After a fast scramble, the show went off just fine.  Charlie had rounded up three men to help and had them dressed in white overalls.  They helped handle the horses and the equipment in the arena.  Every horse and rider went through the door right on schedule except there was a minor holdup when we got the drill team ready to take the arena for the finale which I don’t think anhyone but Art Farr noticed.
It took quite a while to bed down all the horse and get the gear put away properly.  It was about eleven o’clock when I came out of the tack room and found both Charlie and Art Farr waiting on the platform for me.  Charlie handed me the promised five dollars.
I waited for Farr to jump me about the delay with the Lancers but he didn’t.  He took the igar out of his mouth, twisted his face into what pass for a friendly grin, and said, “We wanted to talk to you about next year, boy.”

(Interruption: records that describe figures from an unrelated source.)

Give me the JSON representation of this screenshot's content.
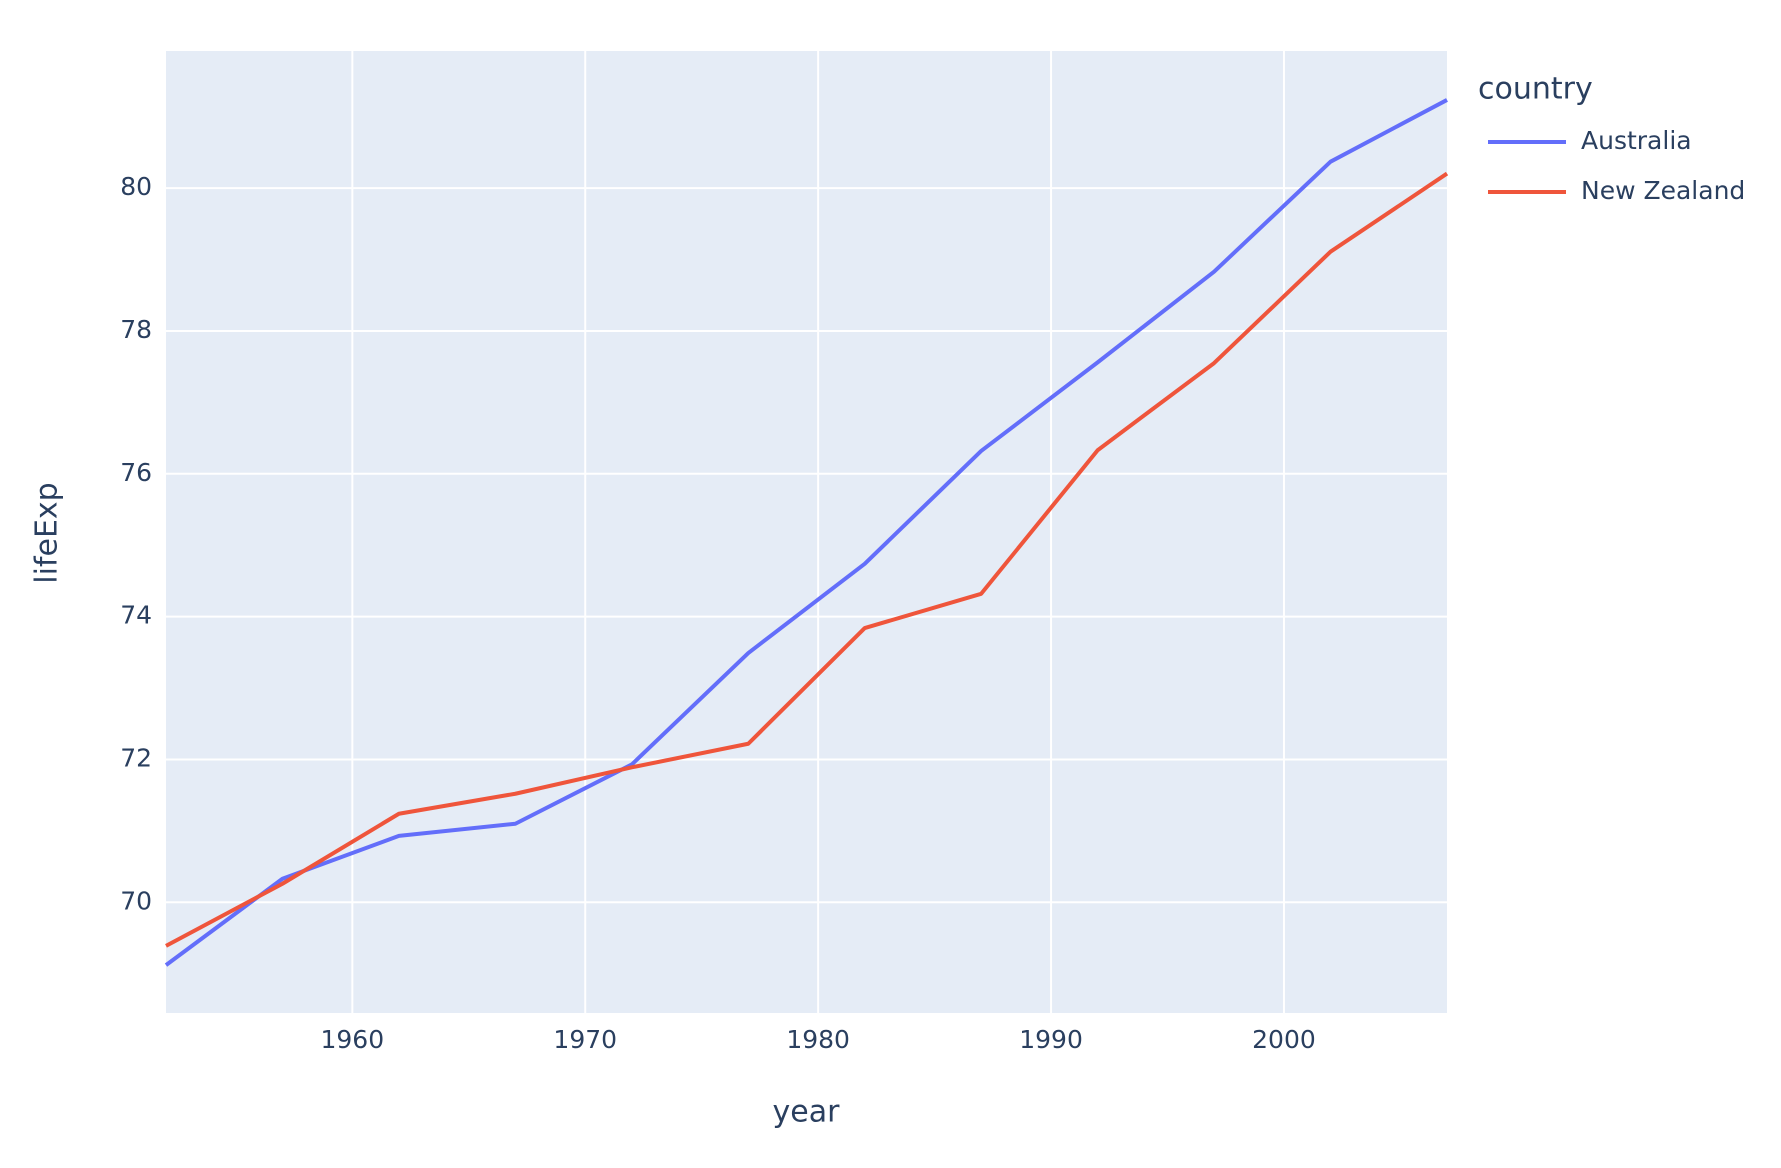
{
  "chart_data": {
    "type": "line",
    "x_label": "year",
    "y_label": "lifeExp",
    "legend_title": "country",
    "x": [
      1952,
      1957,
      1962,
      1967,
      1972,
      1977,
      1982,
      1987,
      1992,
      1997,
      2002,
      2007
    ],
    "series": [
      {
        "name": "Australia",
        "color": "#636efa",
        "values": [
          69.12,
          70.33,
          70.93,
          71.1,
          71.93,
          73.49,
          74.74,
          76.32,
          77.56,
          78.83,
          80.37,
          81.235
        ]
      },
      {
        "name": "New Zealand",
        "color": "#EF553B",
        "values": [
          69.39,
          70.26,
          71.24,
          71.52,
          71.89,
          72.22,
          73.84,
          74.32,
          76.33,
          77.55,
          79.11,
          80.204
        ]
      }
    ],
    "xlim": [
      1952,
      2007
    ],
    "xticks": [
      1960,
      1970,
      1980,
      1990,
      2000
    ],
    "ylim": [
      68.45,
      81.92
    ],
    "yticks": [
      70,
      72,
      74,
      76,
      78,
      80
    ],
    "grid": true,
    "legend": "right"
  }
}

Charlie looked at Farr with a frown for that “boy” and spoke up, “Frieze, I know you are graduating from high school next year and we would like you back.  You would probably be the yojngest barn boss in history, but the job is yours if you want it.  Pay would be fifty—no, sixty dollars a month.  You think it over and let us know. “
I ducked my head and scratched it, then with a wry grin looked them in the eye and said, “I’m much obliged to you Mister Barnett—and Mister Farr—but I don’t think so.  I love those horses and will miss them, but to be honest with you, I’m going to join the Navy as soon as school is out net year.  Thank you just the same.”
Charlie shrugged and they both said goodbye and good luck.  I put on my brown leather jacket, zipped it up, tucked my white overalls under my arm, and started the long walk home across the bride through the darkness.
(There was an unhappy footnote to my time with the Columbia Riding Academy.  Two years later when I came home on boot leave, I was informed that the riding academy had burned and most of the horses had died in the fire.  I stopped by to look at the blackened ruins of the arena and stables and was glad I had not been there.  I preferred to remember Don Dee, Clown, Joker and the little balck mare, and the other as I had last seen them.)